During batch runs, SenoQuant writes a senoquant_settings.json file in the batch output root so run configuration is captured with results.

Processing behavior¶

For each discovered image file (and each scene, if scene processing is enabled), Batch runs steps in this order:

Nuclear segmentation (if enabled).
Cytoplasmic segmentation (if enabled).
Spot detection (if enabled).
Quantification (if enabled and features are configured).

Batch continues processing remaining items even if one item fails.

Output structure¶

Per-image output folders¶

Batch writes outputs under:

<output_folder>/<image_base_name>/

If Process all scenes is enabled:

<output_folder>/<image_base_name>/<scene_name>/

Segmentation and spots output names¶

Nuclear masks: <channel>_<model>_nuc_labels.npy.
Cytoplasmic masks: <channel>_<model>_cyto_labels.npy.
Spot masks: <channel>_<detector>_spot_labels.npy.

Quantification output layout¶

Quantification outputs are written into feature folders inside the same per-image (or per-scene) folder:

<output_folder>/<image_or_scene>/<feature_name_sanitized>/

Within each feature folder:

Markers feature: One file per segmentation.
Spots feature:
With segmentation(s): <segmentation_label>_cells.<format> and <segmentation_label>_spots.<format>.
Without segmentation: all_spots.<format>.
Shared feature metadata: feature_settings.json.

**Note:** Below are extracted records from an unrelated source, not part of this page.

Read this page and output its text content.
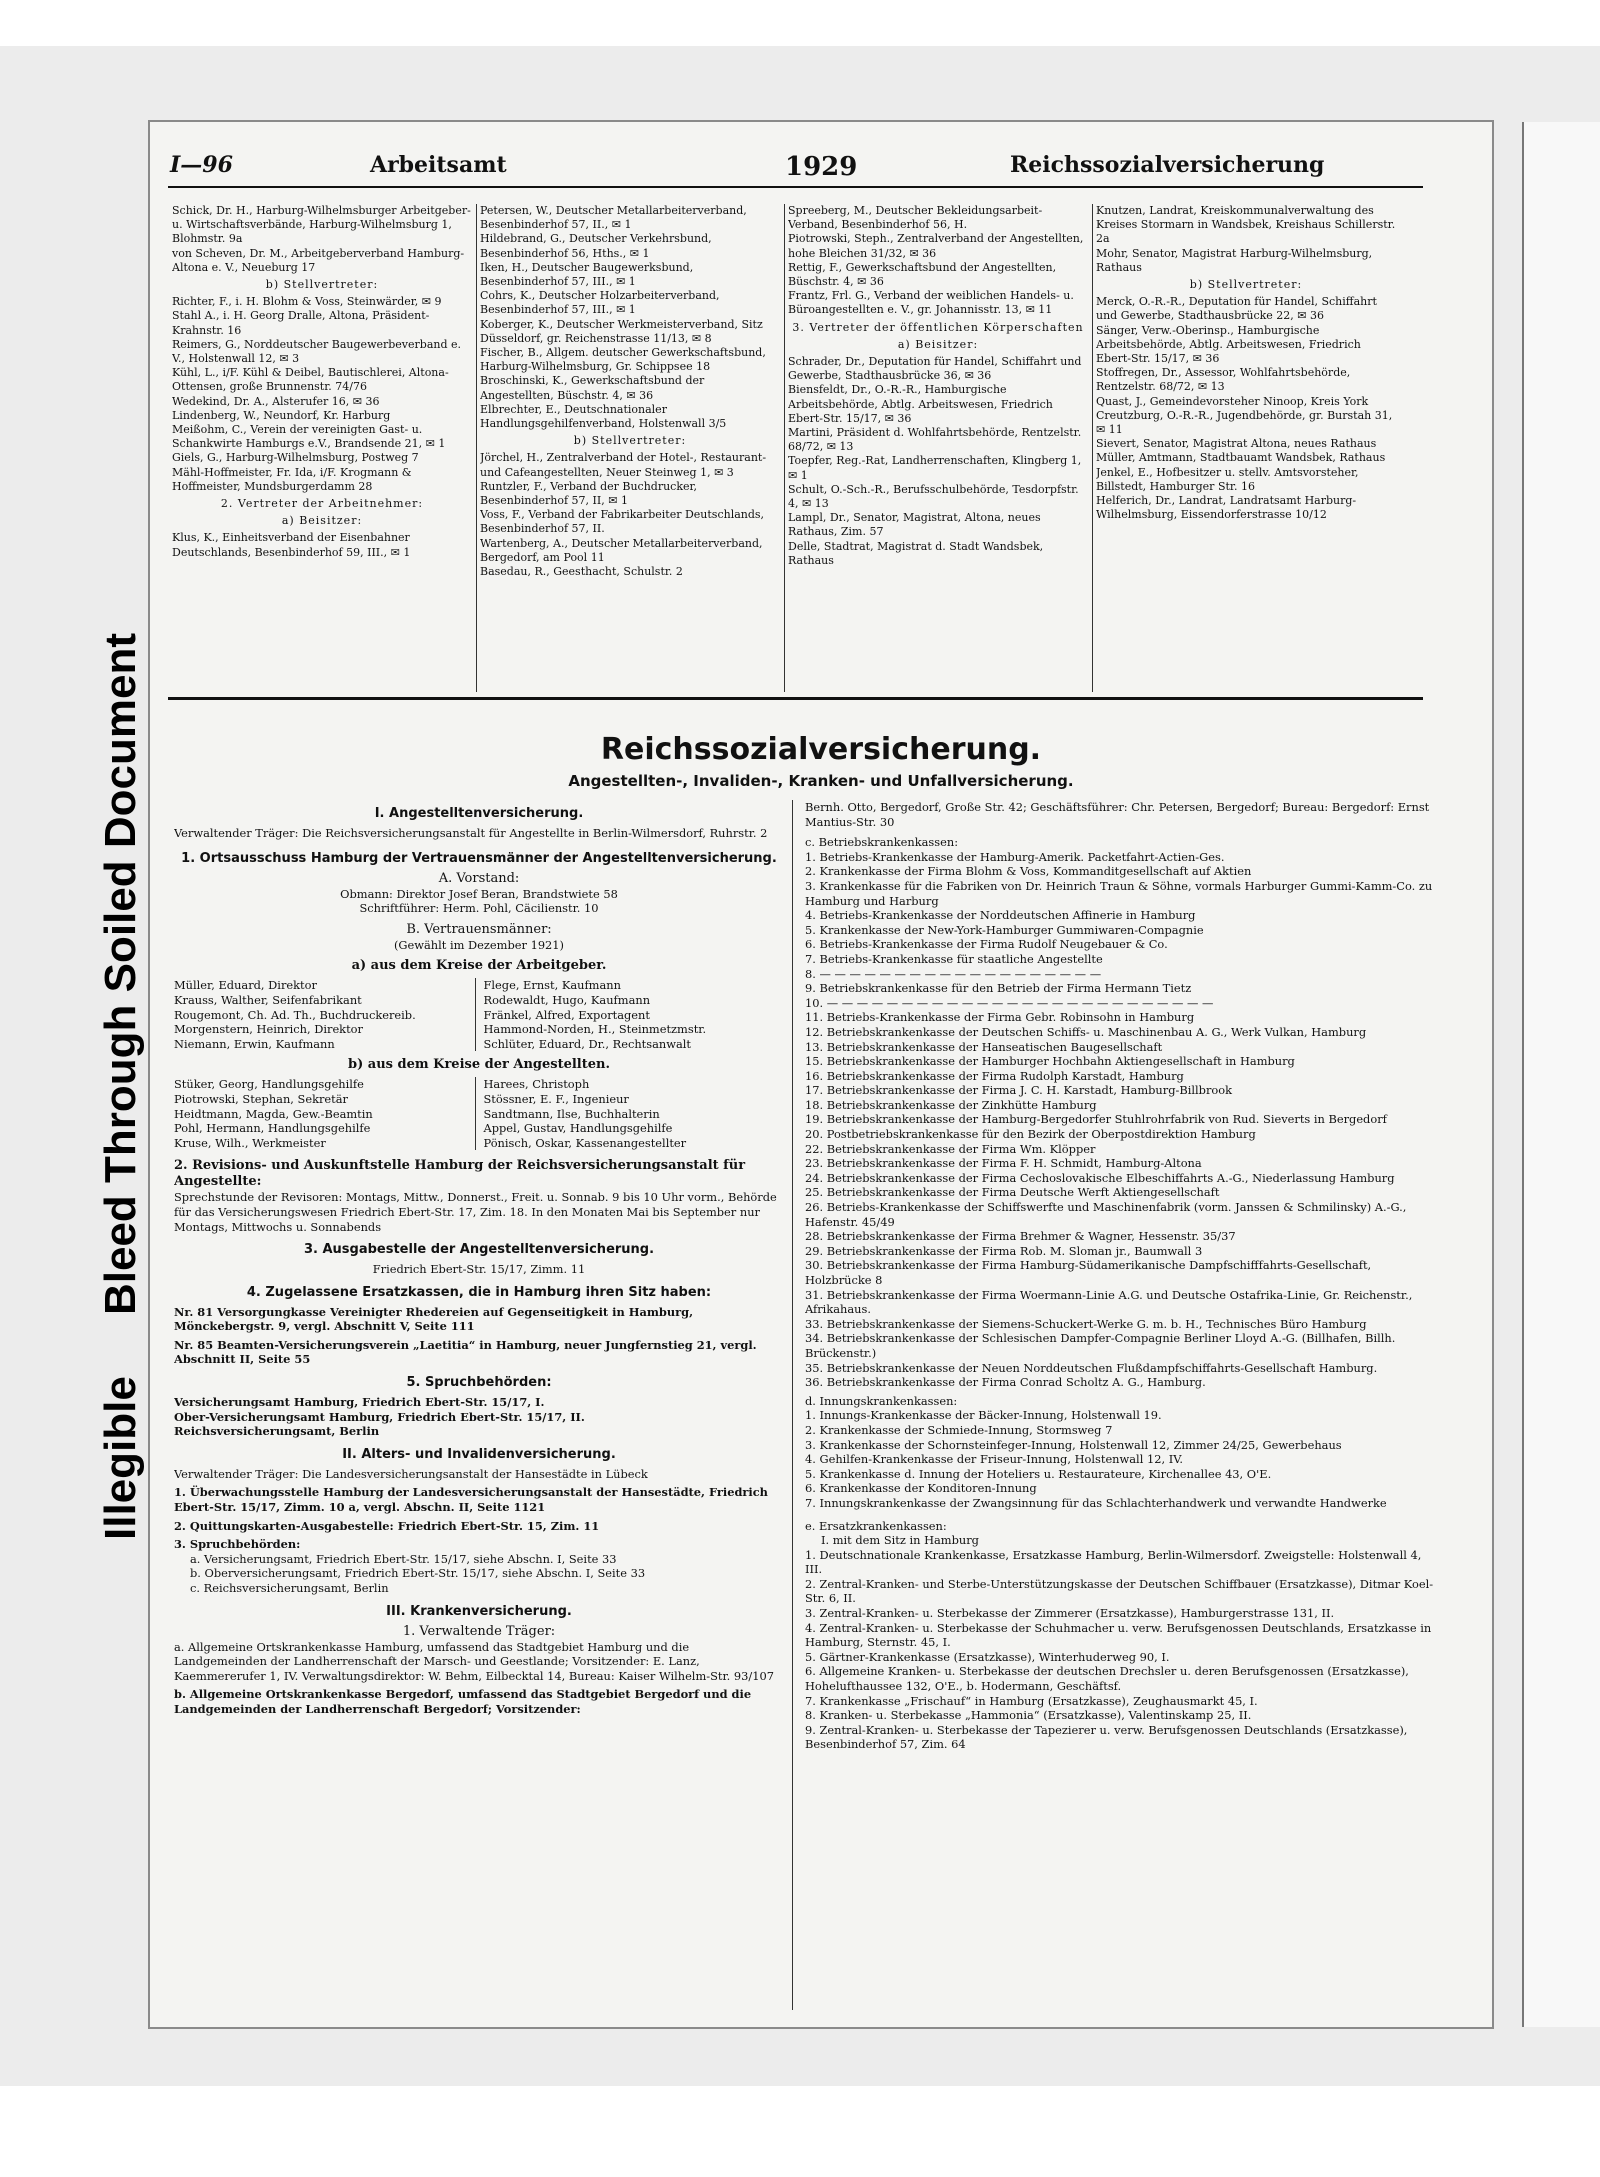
Illegible     Bleed Through Soiled Document
I—96	Arbeitsamt	1929	Reichssozialversicherung

Schick, Dr. H., Harburg-Wilhelmsburger Arbeitgeber- u. Wirtschaftsverbände, Harburg-Wilhelmsburg 1, Blohmstr. 9a

von Scheven, Dr. M., Arbeitgeberverband Hamburg-Altona e. V., Neueburg 17

b) Stellvertreter:

Richter, F., i. H. Blohm & Voss, Steinwärder, ✉ 9

Stahl A., i. H. Georg Dralle, Altona, Präsident-Krahnstr. 16

Reimers, G., Norddeutscher Baugewerbeverband e. V., Holstenwall 12, ✉ 3

Kühl, L., i/F. Kühl & Deibel, Bautischlerei, Altona-Ottensen, große Brunnenstr. 74/76

Wedekind, Dr. A., Alsterufer 16, ✉ 36

Lindenberg, W., Neundorf, Kr. Harburg

Meißohm, C., Verein der vereinigten Gast- u. Schankwirte Hamburgs e.V., Brandsende 21, ✉ 1

Giels, G., Harburg-Wilhelmsburg, Postweg 7

Mähl-Hoffmeister, Fr. Ida, i/F. Krogmann & Hoffmeister, Mundsburgerdamm 28

2. Vertreter der Arbeitnehmer:

a) Beisitzer:

Klus, K., Einheitsverband der Eisenbahner Deutschlands, Besenbinderhof 59, III., ✉ 1

Petersen, W., Deutscher Metallarbeiterverband, Besenbinderhof 57, II., ✉ 1

Hildebrand, G., Deutscher Verkehrsbund, Besenbinderhof 56, Hths., ✉ 1

Iken, H., Deutscher Baugewerksbund, Besenbinderhof 57, III., ✉ 1

Cohrs, K., Deutscher Holzarbeiterverband, Besenbinderhof 57, III., ✉ 1

Koberger, K., Deutscher Werkmeisterverband, Sitz Düsseldorf, gr. Reichenstrasse 11/13, ✉ 8

Fischer, B., Allgem. deutscher Gewerkschaftsbund, Harburg-Wilhelmsburg, Gr. Schippsee 18

Broschinski, K., Gewerkschaftsbund der Angestellten, Büschstr. 4, ✉ 36

Elbrechter, E., Deutschnationaler Handlungsgehilfenverband, Holstenwall 3/5

b) Stellvertreter:

Jörchel, H., Zentralverband der Hotel-, Restaurant- und Cafeangestellten, Neuer Steinweg 1, ✉ 3

Runtzler, F., Verband der Buchdrucker, Besenbinderhof 57, II, ✉ 1

Voss, F., Verband der Fabrikarbeiter Deutschlands, Besenbinderhof 57, II.

Wartenberg, A., Deutscher Metallarbeiterverband, Bergedorf, am Pool 11

Basedau, R., Geesthacht, Schulstr. 2

Spreeberg, M., Deutscher Bekleidungsarbeit-Verband, Besenbinderhof 56, H.

Piotrowski, Steph., Zentralverband der Angestellten, hohe Bleichen 31/32, ✉ 36

Rettig, F., Gewerkschaftsbund der Angestellten, Büschstr. 4, ✉ 36

Frantz, Frl. G., Verband der weiblichen Handels- u. Büroangestellten e. V., gr. Johannisstr. 13, ✉ 11

3. Vertreter der öffentlichen Körperschaften

a) Beisitzer:

Schrader, Dr., Deputation für Handel, Schiffahrt und Gewerbe, Stadthausbrücke 36, ✉ 36

Biensfeldt, Dr., O.-R.-R., Hamburgische Arbeitsbehörde, Abtlg. Arbeitswesen, Friedrich Ebert-Str. 15/17, ✉ 36

Martini, Präsident d. Wohlfahrtsbehörde, Rentzelstr. 68/72, ✉ 13

Toepfer, Reg.-Rat, Landherrenschaften, Klingberg 1, ✉ 1

Schult, O.-Sch.-R., Berufsschulbehörde, Tesdorpfstr. 4, ✉ 13

Lampl, Dr., Senator, Magistrat, Altona, neues Rathaus, Zim. 57

Delle, Stadtrat, Magistrat d. Stadt Wandsbek, Rathaus

Knutzen, Landrat, Kreiskommunalverwaltung des Kreises Stormarn in Wandsbek, Kreishaus Schillerstr. 2a

Mohr, Senator, Magistrat Harburg-Wilhelmsburg, Rathaus

b) Stellvertreter:

Merck, O.-R.-R., Deputation für Handel, Schiffahrt und Gewerbe, Stadthausbrücke 22, ✉ 36

Sänger, Verw.-Oberinsp., Hamburgische Arbeitsbehörde, Abtlg. Arbeitswesen, Friedrich Ebert-Str. 15/17, ✉ 36

Stoffregen, Dr., Assessor, Wohlfahrtsbehörde, Rentzelstr. 68/72, ✉ 13

Quast, J., Gemeindevorsteher Ninoop, Kreis York

Creutzburg, O.-R.-R., Jugendbehörde, gr. Burstah 31, ✉ 11

Sievert, Senator, Magistrat Altona, neues Rathaus

Müller, Amtmann, Stadtbauamt Wandsbek, Rathaus

Jenkel, E., Hofbesitzer u. stellv. Amtsvorsteher, Billstedt, Hamburger Str. 16

Helferich, Dr., Landrat, Landratsamt Harburg-Wilhelmsburg, Eissendorferstrasse 10/12

Reichssozialversicherung.
Angestellten-, Invaliden-, Kranken- und Unfallversicherung.

I. Angestelltenversicherung.

Verwaltender Träger: Die Reichsversicherungsanstalt für Angestellte in Berlin-Wilmersdorf, Ruhrstr. 2

1. Ortsausschuss Hamburg der Vertrauensmänner der Angestelltenversicherung.

A. Vorstand:

Obmann: Direktor Josef Beran, Brandstwiete 58

Schriftführer: Herm. Pohl, Cäcilienstr. 10

B. Vertrauensmänner:

(Gewählt im Dezember 1921)

a) aus dem Kreise der Arbeitgeber.

Müller, Eduard, Direktor

Krauss, Walther, Seifenfabrikant

Rougemont, Ch. Ad. Th., Buchdruckereib.

Morgenstern, Heinrich, Direktor

Niemann, Erwin, Kaufmann

Flege, Ernst, Kaufmann

Rodewaldt, Hugo, Kaufmann

Fränkel, Alfred, Exportagent

Hammond-Norden, H., Steinmetzmstr.

Schlüter, Eduard, Dr., Rechtsanwalt

b) aus dem Kreise der Angestellten.

Stüker, Georg, Handlungsgehilfe

Piotrowski, Stephan, Sekretär

Heidtmann, Magda, Gew.-Beamtin

Pohl, Hermann, Handlungsgehilfe

Kruse, Wilh., Werkmeister

Harees, Christoph

Stössner, E. F., Ingenieur

Sandtmann, Ilse, Buchhalterin

Appel, Gustav, Handlungsgehilfe

Pönisch, Oskar, Kassenangestellter

2. Revisions- und Auskunftstelle Hamburg der Reichsversicherungsanstalt für Angestellte:

Sprechstunde der Revisoren: Montags, Mittw., Donnerst., Freit. u. Sonnab. 9 bis 10 Uhr vorm., Behörde für das Versicherungswesen Friedrich Ebert-Str. 17, Zim. 18. In den Monaten Mai bis September nur Montags, Mittwochs u. Sonnabends

3. Ausgabestelle der Angestelltenversicherung.

Friedrich Ebert-Str. 15/17, Zimm. 11

4. Zugelassene Ersatzkassen, die in Hamburg ihren Sitz haben:

Nr. 81 Versorgungkasse Vereinigter Rhedereien auf Gegenseitigkeit in Hamburg, Mönckebergstr. 9, vergl. Abschnitt V, Seite 111

Nr. 85 Beamten-Versicherungsverein „Laetitia“ in Hamburg, neuer Jungfernstieg 21, vergl. Abschnitt II, Seite 55

5. Spruchbehörden:

Versicherungsamt Hamburg, Friedrich Ebert-Str. 15/17, I.

Ober-Versicherungsamt Hamburg, Friedrich Ebert-Str. 15/17, II.

Reichsversicherungsamt, Berlin

II. Alters- und Invalidenversicherung.

Verwaltender Träger: Die Landesversicherungsanstalt der Hansestädte in Lübeck

1. Überwachungsstelle Hamburg der Landesversicherungsanstalt der Hansestädte, Friedrich Ebert-Str. 15/17, Zimm. 10 a, vergl. Abschn. II, Seite 1121

2. Quittungskarten-Ausgabestelle: Friedrich Ebert-Str. 15, Zim. 11

3. Spruchbehörden:

a. Versicherungsamt, Friedrich Ebert-Str. 15/17, siehe Abschn. I, Seite 33

b. Oberversicherungsamt, Friedrich Ebert-Str. 15/17, siehe Abschn. I, Seite 33

c. Reichsversicherungsamt, Berlin

III. Krankenversicherung.

1. Verwaltende Träger:

a. Allgemeine Ortskrankenkasse Hamburg, umfassend das Stadtgebiet Hamburg und die Landgemeinden der Landherrenschaft der Marsch- und Geestlande; Vorsitzender: E. Lanz, Kaemmererufer 1, IV. Verwaltungsdirektor: W. Behm, Eilbecktal 14, Bureau: Kaiser Wilhelm-Str. 93/107

b. Allgemeine Ortskrankenkasse Bergedorf, umfassend das Stadtgebiet Bergedorf und die Landgemeinden der Landherrenschaft Bergedorf; Vorsitzender:

Bernh. Otto, Bergedorf, Große Str. 42; Geschäftsführer: Chr. Petersen, Bergedorf; Bureau: Bergedorf: Ernst Mantius-Str. 30

c. Betriebskrankenkassen:

1. Betriebs-Krankenkasse der Hamburg-Amerik. Packetfahrt-Actien-Ges.

2. Krankenkasse der Firma Blohm & Voss, Kommanditgesellschaft auf Aktien

3. Krankenkasse für die Fabriken von Dr. Heinrich Traun & Söhne, vormals Harburger Gummi-Kamm-Co. zu Hamburg und Harburg

4. Betriebs-Krankenkasse der Norddeutschen Affinerie in Hamburg

5. Krankenkasse der New-York-Hamburger Gummiwaren-Compagnie

6. Betriebs-Krankenkasse der Firma Rudolf Neugebauer & Co.

7. Betriebs-Krankenkasse für staatliche Angestellte

8. — — — — — — — — — — — — — — — — — — —

9. Betriebskrankenkasse für den Betrieb der Firma Hermann Tietz

10. — — — — — — — — — — — — — — — — — — — — — — — — — —

11. Betriebs-Krankenkasse der Firma Gebr. Robinsohn in Hamburg

12. Betriebskrankenkasse der Deutschen Schiffs- u. Maschinenbau A. G., Werk Vulkan, Hamburg

13. Betriebskrankenkasse der Hanseatischen Baugesellschaft

15. Betriebskrankenkasse der Hamburger Hochbahn Aktiengesellschaft in Hamburg

16. Betriebskrankenkasse der Firma Rudolph Karstadt, Hamburg

17. Betriebskrankenkasse der Firma J. C. H. Karstadt, Hamburg-Billbrook

18. Betriebskrankenkasse der Zinkhütte Hamburg

19. Betriebskrankenkasse der Hamburg-Bergedorfer Stuhlrohrfabrik von Rud. Sieverts in Bergedorf

20. Postbetriebskrankenkasse für den Bezirk der Oberpostdirektion Hamburg

22. Betriebskrankenkasse der Firma Wm. Klöpper

23. Betriebskrankenkasse der Firma F. H. Schmidt, Hamburg-Altona

24. Betriebskrankenkasse der Firma Cechoslovakische Elbeschiffahrts A.-G., Niederlassung Hamburg

25. Betriebskrankenkasse der Firma Deutsche Werft Aktiengesellschaft

26. Betriebs-Krankenkasse der Schiffswerfte und Maschinenfabrik (vorm. Janssen & Schmilinsky) A.-G., Hafenstr. 45/49

28. Betriebskrankenkasse der Firma Brehmer & Wagner, Hessenstr. 35/37

29. Betriebskrankenkasse der Firma Rob. M. Sloman jr., Baumwall 3

30. Betriebskrankenkasse der Firma Hamburg-Südamerikanische Dampfschifffahrts-Gesellschaft, Holzbrücke 8

31. Betriebskrankenkasse der Firma Woermann-Linie A.G. und Deutsche Ostafrika-Linie, Gr. Reichenstr., Afrikahaus.

33. Betriebskrankenkasse der Siemens-Schuckert-Werke G. m. b. H., Technisches Büro Hamburg

34. Betriebskrankenkasse der Schlesischen Dampfer-Compagnie Berliner Lloyd A.-G. (Billhafen, Billh. Brückenstr.)

35. Betriebskrankenkasse der Neuen Norddeutschen Flußdampfschiffahrts-Gesellschaft Hamburg.

36. Betriebskrankenkasse der Firma Conrad Scholtz A. G., Hamburg.

d. Innungskrankenkassen:

1. Innungs-Krankenkasse der Bäcker-Innung, Holstenwall 19.

2. Krankenkasse der Schmiede-Innung, Stormsweg 7

3. Krankenkasse der Schornsteinfeger-Innung, Holstenwall 12, Zimmer 24/25, Gewerbehaus

4. Gehilfen-Krankenkasse der Friseur-Innung, Holstenwall 12, IV.

5. Krankenkasse d. Innung der Hoteliers u. Restaurateure, Kirchenallee 43, O'E.

6. Krankenkasse der Konditoren-Innung

7. Innungskrankenkasse der Zwangsinnung für das Schlachterhandwerk und verwandte Handwerke

e. Ersatzkrankenkassen:

I. mit dem Sitz in Hamburg

1. Deutschnationale Krankenkasse, Ersatzkasse Hamburg, Berlin-Wilmersdorf. Zweigstelle: Holstenwall 4, III.

2. Zentral-Kranken- und Sterbe-Unterstützungskasse der Deutschen Schiffbauer (Ersatzkasse), Ditmar Koel-Str. 6, II.

3. Zentral-Kranken- u. Sterbekasse der Zimmerer (Ersatzkasse), Hamburgerstrasse 131, II.

4. Zentral-Kranken- u. Sterbekasse der Schuhmacher u. verw. Berufsgenossen Deutschlands, Ersatzkasse in Hamburg, Sternstr. 45, I.

5. Gärtner-Krankenkasse (Ersatzkasse), Winterhuderweg 90, I.

6. Allgemeine Kranken- u. Sterbekasse der deutschen Drechsler u. deren Berufsgenossen (Ersatzkasse), Hohelufthaussee 132, O'E., b. Hodermann, Geschäftsf.

7. Krankenkasse „Frischauf“ in Hamburg (Ersatzkasse), Zeughausmarkt 45, I.

8. Kranken- u. Sterbekasse „Hammonia“ (Ersatzkasse), Valentinskamp 25, II.

9. Zentral-Kranken- u. Sterbekasse der Tapezierer u. verw. Berufsgenossen Deutschlands (Ersatzkasse), Besenbinderhof 57, Zim. 64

Feature folder names are normalized to lowercase and spaces become underscores.

Example layout¶

batch-output/
  senoquant_settings.json
  sample_01/
    dapi_default_2d_nuc_labels.npy
    fitc_ufish_spot_labels.npy
    if_markers/
      dapi_default_2d_nuc_labels.xlsx
      feature_settings.json
    if_spots/
      dapi_default_2d_nuc_labels_cells.xlsx
      dapi_default_2d_nuc_labels_spots.xlsx
      feature_settings.json
  sample_02/
    Scene_0/
      ...
    Scene_1/
      ...

Tips¶

Keep channel mapping complete before configuring feature dropdowns.
Verify detector/model settings on one representative image before full batch runs.
Use the Settings tab save/load flow to reuse segmentation, spot, and batch configurations.
Leave overwrite off when resuming interrupted runs.